In Brief: CSFB to Lay Off at Least 350 Worldwide

Bloomberg News

NEW YORK — Credit Suisse First Boston is firing at least 350 employees in an effort to trim costs to offset a slump in advising on mergers and new stock issues.

“Due to current market conditions we will selectively be reducing headcount in our support division globally,” said spokeswoman Jeanmarie McFadden. The securities unit of Credit Suisse Group began dismissing workers last week, targeting those who are not in revenue-producing activities, including administration, corporate services, technical support, and human resources. The cuts amount to about 3.5% of the 11,500 such jobs worldwide.

Included in the CSFB cuts are about 130 jobs in Europe, about 160 in the United States, and 45 to 50 in Asia.

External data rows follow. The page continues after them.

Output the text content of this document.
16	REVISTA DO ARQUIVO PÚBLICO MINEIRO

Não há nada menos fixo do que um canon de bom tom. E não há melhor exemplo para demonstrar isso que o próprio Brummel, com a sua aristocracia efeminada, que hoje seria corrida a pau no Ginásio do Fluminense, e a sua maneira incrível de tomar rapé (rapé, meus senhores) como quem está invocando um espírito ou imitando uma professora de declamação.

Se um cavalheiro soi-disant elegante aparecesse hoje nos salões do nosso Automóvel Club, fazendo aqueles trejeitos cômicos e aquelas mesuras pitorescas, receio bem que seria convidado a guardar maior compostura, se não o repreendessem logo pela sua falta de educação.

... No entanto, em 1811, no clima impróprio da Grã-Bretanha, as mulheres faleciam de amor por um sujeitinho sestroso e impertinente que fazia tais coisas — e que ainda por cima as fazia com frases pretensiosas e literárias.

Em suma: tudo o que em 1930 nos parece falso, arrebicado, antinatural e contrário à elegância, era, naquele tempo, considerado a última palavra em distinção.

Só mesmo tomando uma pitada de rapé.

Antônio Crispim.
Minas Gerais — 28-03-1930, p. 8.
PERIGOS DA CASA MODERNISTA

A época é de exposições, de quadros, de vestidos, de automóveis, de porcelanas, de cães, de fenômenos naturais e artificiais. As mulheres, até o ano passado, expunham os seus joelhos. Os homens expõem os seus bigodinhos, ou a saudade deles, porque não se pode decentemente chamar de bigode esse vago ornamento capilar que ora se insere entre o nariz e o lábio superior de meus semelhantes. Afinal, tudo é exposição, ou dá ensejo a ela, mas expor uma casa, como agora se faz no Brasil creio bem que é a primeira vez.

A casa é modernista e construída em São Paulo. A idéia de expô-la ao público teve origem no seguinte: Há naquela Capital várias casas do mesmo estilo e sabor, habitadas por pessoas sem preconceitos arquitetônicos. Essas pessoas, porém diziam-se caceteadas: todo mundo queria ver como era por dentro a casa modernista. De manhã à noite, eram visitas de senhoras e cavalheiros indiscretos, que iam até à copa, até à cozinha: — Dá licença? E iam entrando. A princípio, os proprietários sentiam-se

The reductions mirror steps taken at other financial services companies that are coping with a drop in investment banking. Merrill Lynch & Co.’s asset management unit fired 80 contract workers in the computer department last week.

Earlier this week Citigroup Inc. said that it is eliminating several hundred jobs. Bear Stearns Cos. has sliced about 400 jobs, and Lazard LLC has fired about 60 employees.

CSFB has eliminated 2,700 jobs in recent months in the wake of its $13 billion acquisition of Donaldson, Lufkin & Jenrette Inc. last year.

Though bond sales have surged this year, mergers and new stock offerings have slumped. CSFB, which managed more U.S. initial public offerings in 2000 than any other securities firm, has not managed any this year.